I have a NOCO Genius 1 I use Occasionally and I put it on our tractor that I normally run a battery minder on. The tractor is in an unheated garage, temperature this morning was 18°f this morning out there. The float voltage was sitting at 12.91v, which I give the charger an A for effort, however it was far below what it should have been. The charger was indicating it was in maintenance mode. I should mention this tractor battery is under 2 years old and has almost a perfect internal resistance reading. There is no draw what so ever on the battery.
I hooked my Battery minder 2012 up and sure enough it did its thing and I checked it an hour later and it was floating along nicely at 13.95 Volts.
The Battery minders with temperature compensation have the temp sensor outside the device, the NOCO Genius 1 supposedly has temperature compensation and the sensor is inside the device.

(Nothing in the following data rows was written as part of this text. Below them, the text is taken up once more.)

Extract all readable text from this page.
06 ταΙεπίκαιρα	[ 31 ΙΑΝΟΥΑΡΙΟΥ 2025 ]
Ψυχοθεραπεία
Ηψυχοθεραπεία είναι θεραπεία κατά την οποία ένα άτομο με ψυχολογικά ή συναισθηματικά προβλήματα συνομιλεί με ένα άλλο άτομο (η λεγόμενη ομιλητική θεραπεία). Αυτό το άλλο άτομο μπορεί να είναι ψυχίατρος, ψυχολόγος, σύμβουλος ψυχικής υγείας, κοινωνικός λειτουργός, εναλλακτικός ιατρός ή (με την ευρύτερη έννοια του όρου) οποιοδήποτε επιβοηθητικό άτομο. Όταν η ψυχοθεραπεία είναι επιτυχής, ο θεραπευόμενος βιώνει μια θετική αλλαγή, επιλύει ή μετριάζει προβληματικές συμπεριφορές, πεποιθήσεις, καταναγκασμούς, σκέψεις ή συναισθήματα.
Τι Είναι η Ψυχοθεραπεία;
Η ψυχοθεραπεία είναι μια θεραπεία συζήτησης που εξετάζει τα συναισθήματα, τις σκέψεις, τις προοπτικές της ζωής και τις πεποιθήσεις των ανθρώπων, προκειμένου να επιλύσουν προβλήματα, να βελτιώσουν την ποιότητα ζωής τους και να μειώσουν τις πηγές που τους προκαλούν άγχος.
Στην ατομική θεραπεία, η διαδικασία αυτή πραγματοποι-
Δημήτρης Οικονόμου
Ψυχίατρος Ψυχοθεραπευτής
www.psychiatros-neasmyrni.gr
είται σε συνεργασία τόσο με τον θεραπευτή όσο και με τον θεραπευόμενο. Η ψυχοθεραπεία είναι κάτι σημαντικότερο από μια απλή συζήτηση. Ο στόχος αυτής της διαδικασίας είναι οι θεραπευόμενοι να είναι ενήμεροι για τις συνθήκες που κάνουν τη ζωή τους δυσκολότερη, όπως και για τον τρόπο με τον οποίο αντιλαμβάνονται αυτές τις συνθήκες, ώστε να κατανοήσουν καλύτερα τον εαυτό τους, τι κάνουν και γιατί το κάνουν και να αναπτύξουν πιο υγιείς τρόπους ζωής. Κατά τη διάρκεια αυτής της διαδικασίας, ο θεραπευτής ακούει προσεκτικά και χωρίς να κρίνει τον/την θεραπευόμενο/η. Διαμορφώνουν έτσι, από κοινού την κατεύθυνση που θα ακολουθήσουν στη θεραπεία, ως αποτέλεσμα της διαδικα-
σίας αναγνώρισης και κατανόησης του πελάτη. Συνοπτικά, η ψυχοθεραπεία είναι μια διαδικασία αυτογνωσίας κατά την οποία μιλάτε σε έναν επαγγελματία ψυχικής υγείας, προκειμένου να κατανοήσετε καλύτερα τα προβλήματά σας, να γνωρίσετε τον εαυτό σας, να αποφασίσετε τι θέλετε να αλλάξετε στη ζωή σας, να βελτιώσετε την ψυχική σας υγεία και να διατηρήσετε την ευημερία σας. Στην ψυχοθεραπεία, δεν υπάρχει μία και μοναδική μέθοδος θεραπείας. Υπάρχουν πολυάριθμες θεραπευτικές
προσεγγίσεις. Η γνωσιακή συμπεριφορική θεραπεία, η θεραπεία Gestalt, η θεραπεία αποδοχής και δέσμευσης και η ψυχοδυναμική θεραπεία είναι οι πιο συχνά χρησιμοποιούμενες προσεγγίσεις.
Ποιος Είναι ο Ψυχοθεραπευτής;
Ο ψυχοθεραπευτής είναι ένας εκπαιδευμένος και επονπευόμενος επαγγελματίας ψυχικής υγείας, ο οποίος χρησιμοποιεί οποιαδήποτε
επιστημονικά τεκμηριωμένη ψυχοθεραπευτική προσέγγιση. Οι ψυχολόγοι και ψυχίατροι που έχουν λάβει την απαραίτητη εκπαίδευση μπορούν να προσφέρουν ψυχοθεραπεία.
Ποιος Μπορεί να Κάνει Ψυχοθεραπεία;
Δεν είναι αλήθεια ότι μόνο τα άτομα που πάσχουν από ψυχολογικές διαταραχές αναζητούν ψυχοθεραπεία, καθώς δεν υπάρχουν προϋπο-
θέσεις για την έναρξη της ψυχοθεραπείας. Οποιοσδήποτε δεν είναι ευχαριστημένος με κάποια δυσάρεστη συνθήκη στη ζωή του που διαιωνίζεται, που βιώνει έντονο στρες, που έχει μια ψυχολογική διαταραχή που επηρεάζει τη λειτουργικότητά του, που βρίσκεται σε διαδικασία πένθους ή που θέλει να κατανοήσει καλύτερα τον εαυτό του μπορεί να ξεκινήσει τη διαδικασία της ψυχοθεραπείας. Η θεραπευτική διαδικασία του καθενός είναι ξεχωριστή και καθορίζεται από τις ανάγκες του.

I can only assume that the heat generated from the transformer inside the device effects the ambient temperature sensor inside the device and there is not correct internal compensation, or the programing of the logic does not continually hold float voltage at the maximum allowable voltage for the corresponding temperature and this is by design and part of the Genius working its magic, or the float voltage simply is not as high as on the battery minder, which doesnt make sense and would create its own issues.
I cannot find any information in the NOCO manual on the charging algorithm like I have found in battery minder or Ctek manuals.
I am going to run a few more experiments and see what we find. The Battery Minders have been my favorite thus far, I have several and they are top notch in my book. I do like that my NOCO 5 has a "repair" mode that runs the voltage up high and gives the battery a nice equalizing charge, which is why I bought that particular one to begin with.